Salt, granulated sugar, and white pepper powder to taste.
4 clove grains.
Cinnamon measuring 4 centimeters.

Softened seasoning Soto Fish Ball :

8 garlic cloves.
12 red onion cloves.
Ginger 3 centimeters in size.

Complementary :

Dry soun.
Bean sprouts.
Leeks, thinly sliced ​​for sprinkling.
3 pieces of celery, chopped until soft for sprinkles.
Fried garlic for sprinkles.
Soy sauce.
Cayenne Pepper.
Lime.
Boiled chicken eggs.

How to Cook Soto Fish Ball :

Enter the meat of mackerel, shrimp, salt, granulated sugar, and white pepper, mix well.

Add water, egg white, and sago flour, mix well, form balls.

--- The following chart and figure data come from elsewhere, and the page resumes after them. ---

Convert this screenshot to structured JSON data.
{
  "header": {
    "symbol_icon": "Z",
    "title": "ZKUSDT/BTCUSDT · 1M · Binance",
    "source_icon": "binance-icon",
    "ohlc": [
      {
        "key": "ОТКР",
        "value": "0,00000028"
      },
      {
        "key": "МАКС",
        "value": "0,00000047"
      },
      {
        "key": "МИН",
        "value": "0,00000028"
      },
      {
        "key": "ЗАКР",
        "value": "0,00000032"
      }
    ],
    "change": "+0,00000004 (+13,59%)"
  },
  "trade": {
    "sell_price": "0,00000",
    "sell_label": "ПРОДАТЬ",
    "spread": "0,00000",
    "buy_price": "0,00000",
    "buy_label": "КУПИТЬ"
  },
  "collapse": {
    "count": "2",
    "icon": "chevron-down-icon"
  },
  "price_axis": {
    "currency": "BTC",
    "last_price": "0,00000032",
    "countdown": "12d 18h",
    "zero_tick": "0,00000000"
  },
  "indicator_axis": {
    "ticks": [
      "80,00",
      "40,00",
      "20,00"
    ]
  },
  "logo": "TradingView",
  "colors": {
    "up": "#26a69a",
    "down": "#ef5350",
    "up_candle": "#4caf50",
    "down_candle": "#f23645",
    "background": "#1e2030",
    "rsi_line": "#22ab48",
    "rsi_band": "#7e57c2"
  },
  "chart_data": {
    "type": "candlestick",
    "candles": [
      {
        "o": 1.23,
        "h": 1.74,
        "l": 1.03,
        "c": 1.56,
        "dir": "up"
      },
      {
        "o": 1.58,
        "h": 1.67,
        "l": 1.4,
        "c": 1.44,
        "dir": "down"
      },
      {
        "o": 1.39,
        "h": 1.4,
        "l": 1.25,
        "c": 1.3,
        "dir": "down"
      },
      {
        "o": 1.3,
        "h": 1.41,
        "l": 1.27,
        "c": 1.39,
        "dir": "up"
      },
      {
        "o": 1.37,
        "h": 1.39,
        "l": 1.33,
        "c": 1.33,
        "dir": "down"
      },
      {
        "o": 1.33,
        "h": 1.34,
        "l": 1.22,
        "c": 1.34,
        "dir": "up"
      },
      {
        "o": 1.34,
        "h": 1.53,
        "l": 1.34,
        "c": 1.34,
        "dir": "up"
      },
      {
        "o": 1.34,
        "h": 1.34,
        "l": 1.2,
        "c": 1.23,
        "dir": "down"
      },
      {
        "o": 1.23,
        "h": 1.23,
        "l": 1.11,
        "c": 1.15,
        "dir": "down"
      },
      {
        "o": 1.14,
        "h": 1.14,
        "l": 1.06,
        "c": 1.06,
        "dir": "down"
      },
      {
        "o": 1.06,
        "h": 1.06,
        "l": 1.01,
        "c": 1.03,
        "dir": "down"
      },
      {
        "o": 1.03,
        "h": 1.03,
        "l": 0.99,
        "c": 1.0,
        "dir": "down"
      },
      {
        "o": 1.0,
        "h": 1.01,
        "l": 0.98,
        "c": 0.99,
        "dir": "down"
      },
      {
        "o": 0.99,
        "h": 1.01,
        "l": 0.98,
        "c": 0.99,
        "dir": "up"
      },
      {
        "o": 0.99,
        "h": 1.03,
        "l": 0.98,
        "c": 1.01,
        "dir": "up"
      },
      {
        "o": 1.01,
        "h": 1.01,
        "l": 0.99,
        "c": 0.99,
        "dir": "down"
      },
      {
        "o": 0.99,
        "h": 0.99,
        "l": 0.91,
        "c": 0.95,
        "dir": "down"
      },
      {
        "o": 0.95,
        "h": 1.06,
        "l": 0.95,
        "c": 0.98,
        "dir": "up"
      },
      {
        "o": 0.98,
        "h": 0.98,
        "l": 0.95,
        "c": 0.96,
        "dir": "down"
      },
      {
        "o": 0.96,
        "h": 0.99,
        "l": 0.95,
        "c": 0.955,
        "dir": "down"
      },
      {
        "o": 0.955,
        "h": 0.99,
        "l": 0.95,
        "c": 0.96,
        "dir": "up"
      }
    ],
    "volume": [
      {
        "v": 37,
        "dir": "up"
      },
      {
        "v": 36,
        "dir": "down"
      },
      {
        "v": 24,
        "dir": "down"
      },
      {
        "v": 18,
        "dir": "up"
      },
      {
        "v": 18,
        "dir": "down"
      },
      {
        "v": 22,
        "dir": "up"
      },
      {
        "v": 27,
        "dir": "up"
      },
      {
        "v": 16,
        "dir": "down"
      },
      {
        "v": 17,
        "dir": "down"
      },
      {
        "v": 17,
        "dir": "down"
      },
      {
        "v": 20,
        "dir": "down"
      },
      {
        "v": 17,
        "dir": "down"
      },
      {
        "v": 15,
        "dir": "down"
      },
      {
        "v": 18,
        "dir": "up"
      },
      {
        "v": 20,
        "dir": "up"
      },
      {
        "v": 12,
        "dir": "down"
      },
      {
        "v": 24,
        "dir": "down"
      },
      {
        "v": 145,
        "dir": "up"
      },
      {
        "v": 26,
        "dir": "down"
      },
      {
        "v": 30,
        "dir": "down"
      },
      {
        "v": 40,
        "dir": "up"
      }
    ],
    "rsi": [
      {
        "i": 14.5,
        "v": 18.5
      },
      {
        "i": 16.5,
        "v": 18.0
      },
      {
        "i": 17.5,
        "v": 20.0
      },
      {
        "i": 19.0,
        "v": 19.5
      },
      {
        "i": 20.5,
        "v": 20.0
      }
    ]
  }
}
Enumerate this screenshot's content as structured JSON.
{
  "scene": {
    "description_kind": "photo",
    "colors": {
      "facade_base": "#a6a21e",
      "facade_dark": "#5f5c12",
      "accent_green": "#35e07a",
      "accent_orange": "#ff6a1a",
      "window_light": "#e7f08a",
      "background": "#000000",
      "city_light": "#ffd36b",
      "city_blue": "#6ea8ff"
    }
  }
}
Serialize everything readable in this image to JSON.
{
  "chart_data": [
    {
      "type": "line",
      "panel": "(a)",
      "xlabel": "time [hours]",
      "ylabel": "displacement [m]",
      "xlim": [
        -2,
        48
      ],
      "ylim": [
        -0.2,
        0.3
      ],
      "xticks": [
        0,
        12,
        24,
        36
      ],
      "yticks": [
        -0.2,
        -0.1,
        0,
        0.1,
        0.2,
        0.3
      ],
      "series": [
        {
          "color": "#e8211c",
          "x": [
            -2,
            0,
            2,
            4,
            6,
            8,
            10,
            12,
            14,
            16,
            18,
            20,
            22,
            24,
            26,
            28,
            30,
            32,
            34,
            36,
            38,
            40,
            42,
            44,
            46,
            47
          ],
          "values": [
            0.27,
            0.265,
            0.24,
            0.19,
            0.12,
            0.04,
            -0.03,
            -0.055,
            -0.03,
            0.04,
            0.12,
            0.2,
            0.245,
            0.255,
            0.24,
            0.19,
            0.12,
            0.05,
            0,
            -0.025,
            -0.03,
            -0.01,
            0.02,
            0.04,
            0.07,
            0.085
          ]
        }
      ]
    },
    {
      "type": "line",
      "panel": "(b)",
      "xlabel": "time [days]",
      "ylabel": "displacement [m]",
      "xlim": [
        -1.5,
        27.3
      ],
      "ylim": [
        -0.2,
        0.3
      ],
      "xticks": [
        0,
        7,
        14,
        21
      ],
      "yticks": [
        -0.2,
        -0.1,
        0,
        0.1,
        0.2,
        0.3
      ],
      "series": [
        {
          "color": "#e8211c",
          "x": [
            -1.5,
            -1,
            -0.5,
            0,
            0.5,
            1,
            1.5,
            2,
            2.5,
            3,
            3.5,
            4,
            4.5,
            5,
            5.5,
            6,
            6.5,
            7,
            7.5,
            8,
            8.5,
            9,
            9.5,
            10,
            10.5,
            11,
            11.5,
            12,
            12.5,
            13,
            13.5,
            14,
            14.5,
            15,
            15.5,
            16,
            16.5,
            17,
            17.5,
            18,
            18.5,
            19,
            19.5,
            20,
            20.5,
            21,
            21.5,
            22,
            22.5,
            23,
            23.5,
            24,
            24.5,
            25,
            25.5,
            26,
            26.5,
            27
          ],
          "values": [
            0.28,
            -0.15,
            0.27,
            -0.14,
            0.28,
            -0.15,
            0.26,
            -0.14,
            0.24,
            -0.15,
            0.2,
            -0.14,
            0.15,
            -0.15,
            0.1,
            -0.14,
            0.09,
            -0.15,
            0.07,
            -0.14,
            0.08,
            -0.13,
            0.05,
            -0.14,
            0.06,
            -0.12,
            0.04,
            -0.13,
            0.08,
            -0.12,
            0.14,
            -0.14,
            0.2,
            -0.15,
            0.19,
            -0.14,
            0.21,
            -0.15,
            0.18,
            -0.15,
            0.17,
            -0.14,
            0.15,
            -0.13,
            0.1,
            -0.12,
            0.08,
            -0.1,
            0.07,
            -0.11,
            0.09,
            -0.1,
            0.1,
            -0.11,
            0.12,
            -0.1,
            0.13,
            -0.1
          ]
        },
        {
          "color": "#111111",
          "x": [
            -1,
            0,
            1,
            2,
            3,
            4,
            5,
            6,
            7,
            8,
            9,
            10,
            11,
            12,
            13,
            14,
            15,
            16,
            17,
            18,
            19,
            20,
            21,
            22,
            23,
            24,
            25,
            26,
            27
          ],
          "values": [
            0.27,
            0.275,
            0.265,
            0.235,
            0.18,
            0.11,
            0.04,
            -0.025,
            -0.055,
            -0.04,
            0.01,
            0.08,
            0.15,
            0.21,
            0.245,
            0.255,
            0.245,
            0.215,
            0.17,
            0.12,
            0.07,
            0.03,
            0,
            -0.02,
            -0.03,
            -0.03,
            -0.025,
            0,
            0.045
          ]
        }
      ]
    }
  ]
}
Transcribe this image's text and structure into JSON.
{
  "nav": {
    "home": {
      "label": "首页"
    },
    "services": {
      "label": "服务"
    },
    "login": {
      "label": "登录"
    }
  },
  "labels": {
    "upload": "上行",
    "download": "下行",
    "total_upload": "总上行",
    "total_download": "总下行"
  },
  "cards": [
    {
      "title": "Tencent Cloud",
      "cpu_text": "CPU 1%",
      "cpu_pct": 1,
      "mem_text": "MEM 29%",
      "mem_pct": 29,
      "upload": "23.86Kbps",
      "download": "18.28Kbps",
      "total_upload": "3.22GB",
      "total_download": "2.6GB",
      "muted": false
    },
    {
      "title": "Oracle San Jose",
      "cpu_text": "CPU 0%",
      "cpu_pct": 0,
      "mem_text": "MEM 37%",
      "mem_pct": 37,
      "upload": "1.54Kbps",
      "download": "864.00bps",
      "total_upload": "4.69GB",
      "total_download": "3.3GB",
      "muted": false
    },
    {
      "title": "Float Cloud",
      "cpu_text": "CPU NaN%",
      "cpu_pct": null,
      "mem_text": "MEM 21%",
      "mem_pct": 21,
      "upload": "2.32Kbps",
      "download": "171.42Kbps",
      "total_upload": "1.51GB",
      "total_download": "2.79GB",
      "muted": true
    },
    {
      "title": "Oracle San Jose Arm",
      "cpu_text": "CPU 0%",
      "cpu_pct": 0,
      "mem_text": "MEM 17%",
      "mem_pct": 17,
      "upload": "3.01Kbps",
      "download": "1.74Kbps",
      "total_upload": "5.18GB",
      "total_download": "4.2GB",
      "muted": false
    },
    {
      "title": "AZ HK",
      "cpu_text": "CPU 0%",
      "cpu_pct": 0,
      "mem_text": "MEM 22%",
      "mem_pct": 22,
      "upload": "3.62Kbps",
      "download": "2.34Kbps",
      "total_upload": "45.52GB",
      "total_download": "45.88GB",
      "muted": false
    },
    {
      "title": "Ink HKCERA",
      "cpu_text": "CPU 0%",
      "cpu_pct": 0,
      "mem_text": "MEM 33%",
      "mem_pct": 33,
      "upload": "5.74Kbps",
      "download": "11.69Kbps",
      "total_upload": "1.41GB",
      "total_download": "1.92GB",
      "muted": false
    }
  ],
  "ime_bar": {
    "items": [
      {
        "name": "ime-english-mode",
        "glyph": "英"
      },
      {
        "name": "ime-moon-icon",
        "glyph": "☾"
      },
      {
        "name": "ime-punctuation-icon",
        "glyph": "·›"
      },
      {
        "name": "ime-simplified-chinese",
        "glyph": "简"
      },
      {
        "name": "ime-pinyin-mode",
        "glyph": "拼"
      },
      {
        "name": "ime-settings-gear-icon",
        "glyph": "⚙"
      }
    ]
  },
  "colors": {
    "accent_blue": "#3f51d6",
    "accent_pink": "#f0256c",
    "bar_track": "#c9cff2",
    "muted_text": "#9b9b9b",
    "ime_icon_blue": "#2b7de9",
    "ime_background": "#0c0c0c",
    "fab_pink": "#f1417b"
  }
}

Put the soun in boiling water, cook it until done (floating), lift, drain, set aside.

Heat vegetable oil to saute.

Saute the mashed spices until fragrants.

Pour the chicken broth and add clove and cinnamon, stir while cook and occasionally until boiling, reduce the heat of the stove.

Add salt, granulated sugar and powdered white pepper, then stir until dissolved.

Enter the fish ball, mix well, lift.

Move it in a serving container, soto fish balls make you addictive ready to be enjoyed after serving with the complement.

Tips:

In addition to mackerel fish meat, you can also use tuna or cob.

If necessary, you can fry the chicken balls first.